US Court Revives Mexico’s Lawsuit Against Gun Producers

Published: 24 January 2024

27346389860 8f3775071c cAero Precision AC-15 (Photo: Tac6 Media, Flickr, License)

By Lieth Carrillo

A Boston appeals court revived Mexico's US$10 billion lawsuit against the U.S. arms industry on Monday, allowing the country to continue trying to hold gun producers responsible for facilitating the trafficking of their products to Mexico, thereby supplying drug cartels and other organized crime groups with weapons.

The Mexican government welcomed the ruling, stating that the First Circuit Court of Appeals "was very receptive to the sophisticated arguments presented by our country in defense of its interests and those of its people."

The case will now go back to the lower court where Mexico will try to prove the negligence of the companies and seek reparations for the damages. 

“The trafficking of firearms and the violence committed with them have a serious impact on the lives of our people and the development of our country,” the government statement said.

In 2021, Mexico sued several U.S. companies, including Smith & Wesson, Glock, Beretta, Barrett, Sturm and Ruger, claiming that they knew their weapons were being smuggled across the border and used by criminals in violent clashes with each other and with law enforcement. The defendants deny wrongdoing.

The Mexican government alleges in the lawsuit that the rise in gun violence in Mexico is linked to increased gun production in the United States. It claims that between 70 and 90 percent of the guns found at crime scenes in Mexico were trafficked into the country from the United States.

A lower court in Massachusetts dismissed the lawsuit in 2022 based on the Protection of Lawful Commerce in Arms Act (PLCAA) from 2005. This law shields gunmakers from damages inflicted by the misuse of their weapons.

Mexico appealed the ruling, claiming that the PLCAA applies only to injuries in the United States and that it does not protect the producers from liability in this case.

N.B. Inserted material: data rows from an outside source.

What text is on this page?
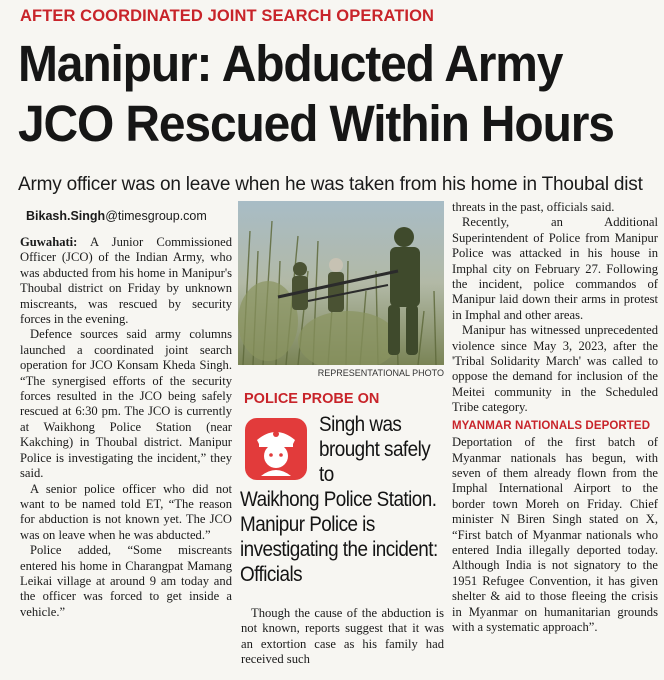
AFTER COORDINATED JOINT SEARCH OPERATION
Manipur: Abducted Army
JCO Rescued Within Hours
Army officer was on leave when he was taken from his home in Thoubal dist
Bikash.Singh@timesgroup.com

Guwahati: A Junior Commissioned Officer (JCO) of the Indian Army, who was abducted from his home in Manipur's Thoubal district on Friday by unknown miscreants, was rescued by security forces in the evening.

Defence sources said army columns launched a coordinated joint search operation for JCO Konsam Kheda Singh. “The synergised efforts of the security forces resulted in the JCO being safely rescued at 6:30 pm. The JCO is currently at Waikhong Police Station (near Kakching) in Thoubal district. Manipur Police is investigating the incident,” they said.

A senior police officer who did not want to be named told ET, “The reason for abduction is not known yet. The JCO was on leave when he was abducted.”

Police added, “Some miscreants entered his home in Charangpat Mamang Leikai village at around 9 am today and the officer was forced to get inside a vehicle.”

REPRESENTATIONAL PHOTO
POLICE PROBE ON
Singh was brought safely to
Waikhong Police Station. Manipur Police is investigating the incident: Officials

Though the cause of the abduction is not known, reports suggest that it was an extortion case as his family had received such

threats in the past, officials said.

Recently, an Additional Superintendent of Police from Manipur Police was attacked in his house in Imphal city on February 27. Following the incident, police commandos of Manipur laid down their arms in protest in Imphal and other areas.

Manipur has witnessed unprecedented violence since May 3, 2023, after the 'Tribal Solidarity March' was called to oppose the demand for inclusion of the Meitei community in the Scheduled Tribe category.

MYANMAR NATIONALS DEPORTED

Deportation of the first batch of Myanmar nationals has begun, with seven of them already flown from the Imphal International Airport to the border town Moreh on Friday. Chief minister N Biren Singh stated on X, “First batch of Myanmar nationals who entered India illegally deported today. Although India is not signatory to the 1951 Refugee Convention, it has given shelter & aid to those fleeing the crisis in Myanmar on humanitarian grounds with a systematic approach”.
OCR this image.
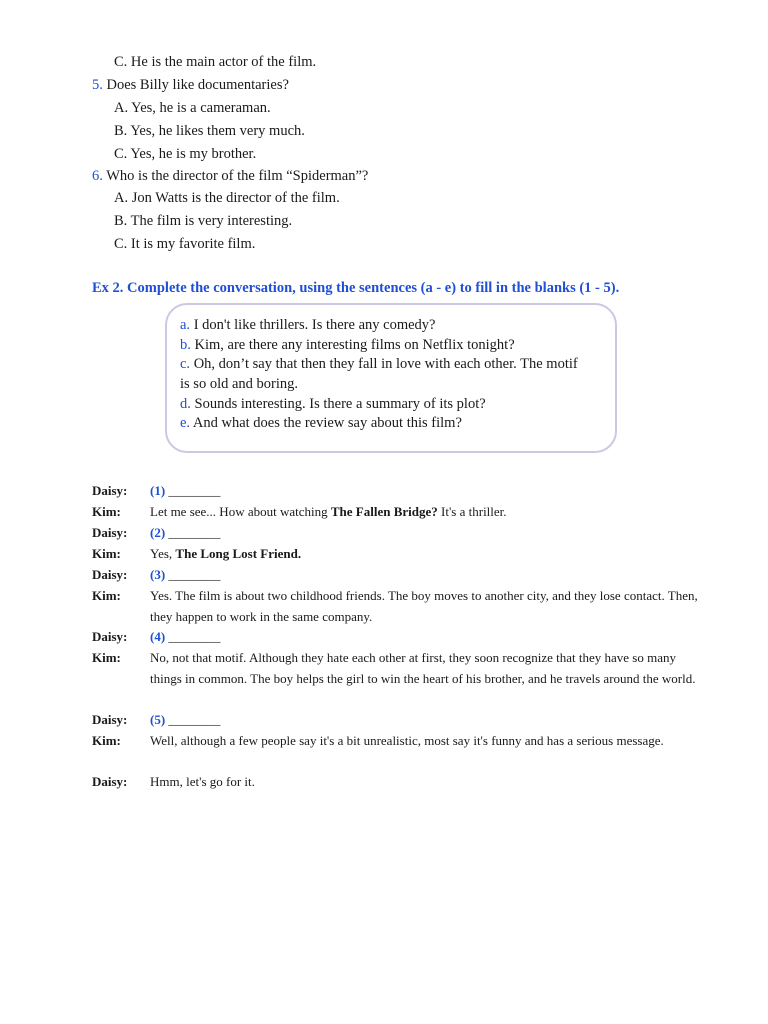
C. He is the main actor of the film.
5. Does Billy like documentaries?
A. Yes, he is a cameraman.
B. Yes, he likes them very much.
C. Yes, he is my brother.
6. Who is the director of the film “Spiderman”?
A. Jon Watts is the director of the film.
B. The film is very interesting.
C. It is my favorite film.
Ex 2. Complete the conversation, using the sentences (a - e) to fill in the blanks (1 - 5).
a. I don't like thrillers. Is there any comedy?
b. Kim, are there any interesting films on Netflix tonight?
c. Oh, don’t say that then they fall in love with each other. The motif is so old and boring.
d. Sounds interesting. Is there a summary of its plot?
e. And what does the review say about this film?
Daisy: (1) ________
Kim: Let me see... How about watching The Fallen Bridge? It's a thriller.
Daisy: (2) ________
Kim: Yes, The Long Lost Friend.
Daisy: (3) ________
Kim: Yes. The film is about two childhood friends. The boy moves to another city, and they lose contact. Then, they happen to work in the same company.
Daisy: (4) ________
Kim: No, not that motif. Although they hate each other at first, they soon recognize that they have so many things in common. The boy helps the girl to win the heart of his brother, and he travels around the world.
Daisy: (5) ________
Kim: Well, although a few people say it's a bit unrealistic, most say it's funny and has a serious message.
Daisy: Hmm, let's go for it.
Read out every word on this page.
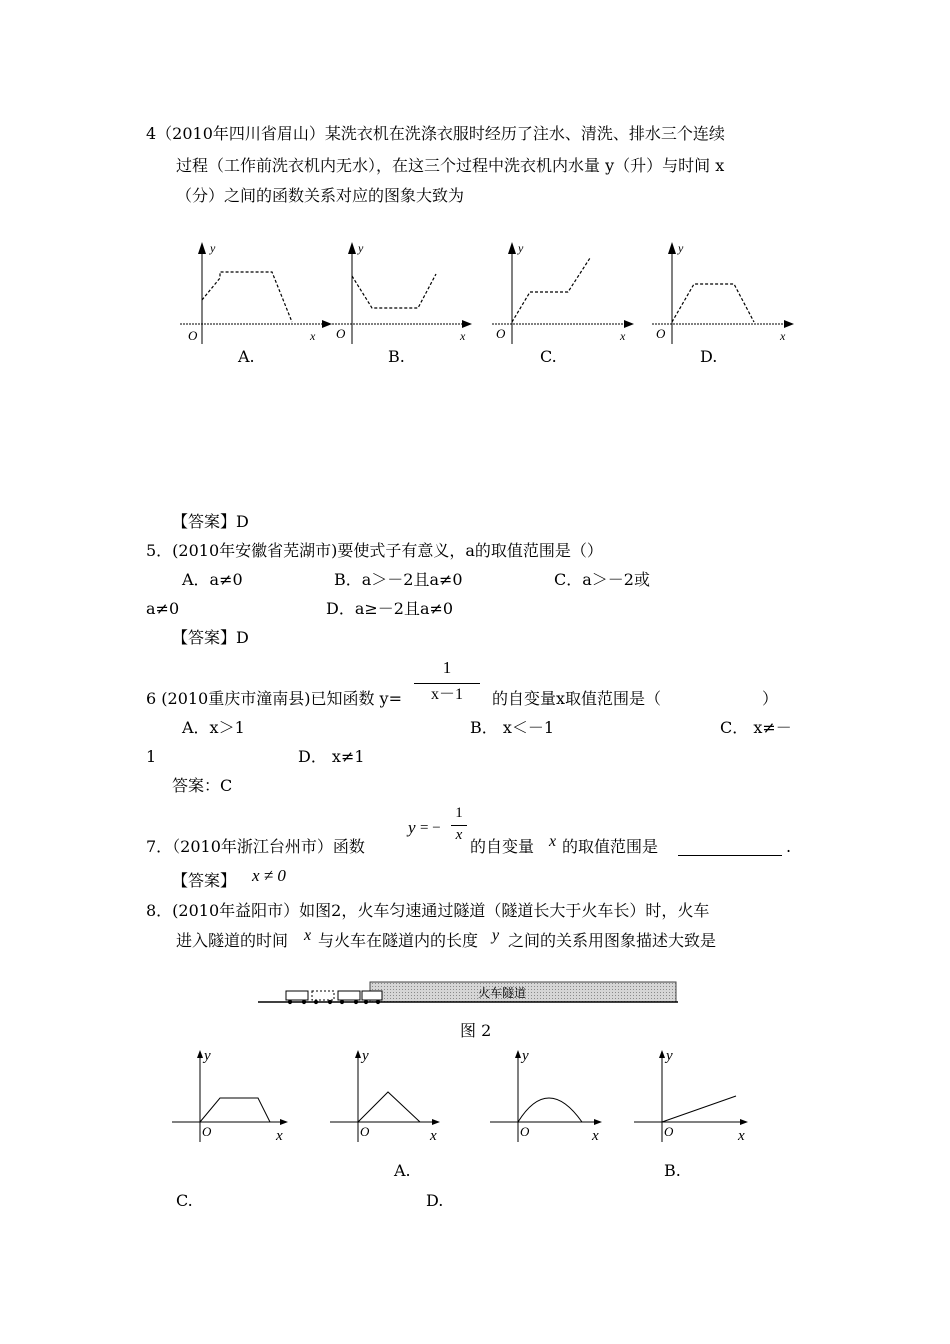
4（2010年四川省眉山）某洗衣机在洗涤衣服时经历了注水、清洗、排水三个连续
过程（工作前洗衣机内无水），在这三个过程中洗衣机内水量 y（升）与时间 x
（分）之间的函数关系对应的图象大致为
y
x
O
A.
y
x
O
B.
y
x
O
C.
y
x
O
D.
【答案】D
5．(2010年安徽省芜湖市)要使式子有意义，a的取值范围是（）
A．a≠0	B．a＞－2且a≠0	C．a＞－2或
a≠0	D．a≥－2且a≠0
【答案】D
6 (2010重庆市潼南县)已知函数 $y= \frac{1}{x-1}$ 的自变量x取值范围是（	）
A．x＞1	B． x＜－1	C． x≠－
1	D． x≠1
答案：C
7．（2010年浙江台州市）函数
y = − $\frac{1}{x}$
的自变量 x 的取值范围是	.
【答案】 x ≠ 0
8．(2010年益阳市）如图2，火车匀速通过隧道（隧道长大于火车长）时，火车
进入隧道的时间 x 与火车在隧道内的长度 y 之间的关系用图象描述大致是
火车隧道
图 2
y
x
O
y
x
O
y
x
O
y
x
O
A.	B.
C.	D.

The court ruled on Monday that although the PLCAA can be applied to lawsuits by foreign governments, Mexico's lawsuit "plausibly alleges a type of claim that is statutorily exempt from the PLCAA's general prohibition" because that law was designed to protect lawful firearms-related commerce. Mexico, however, has accused the companies of helping illegal gun sales.

“Combined, defendants produce more than sixty-eight percent of the U.S. guns trafficked into Mexico, which comes out to between 342,000 and 597,000 guns each year,” Mexico’s appeal says. “Mexico alleges that defendants know that their guns are trafficked into Mexico and make deliberate design, marketing, and distribution choices to retain and grow that illegal market and the substantial profits that it produces."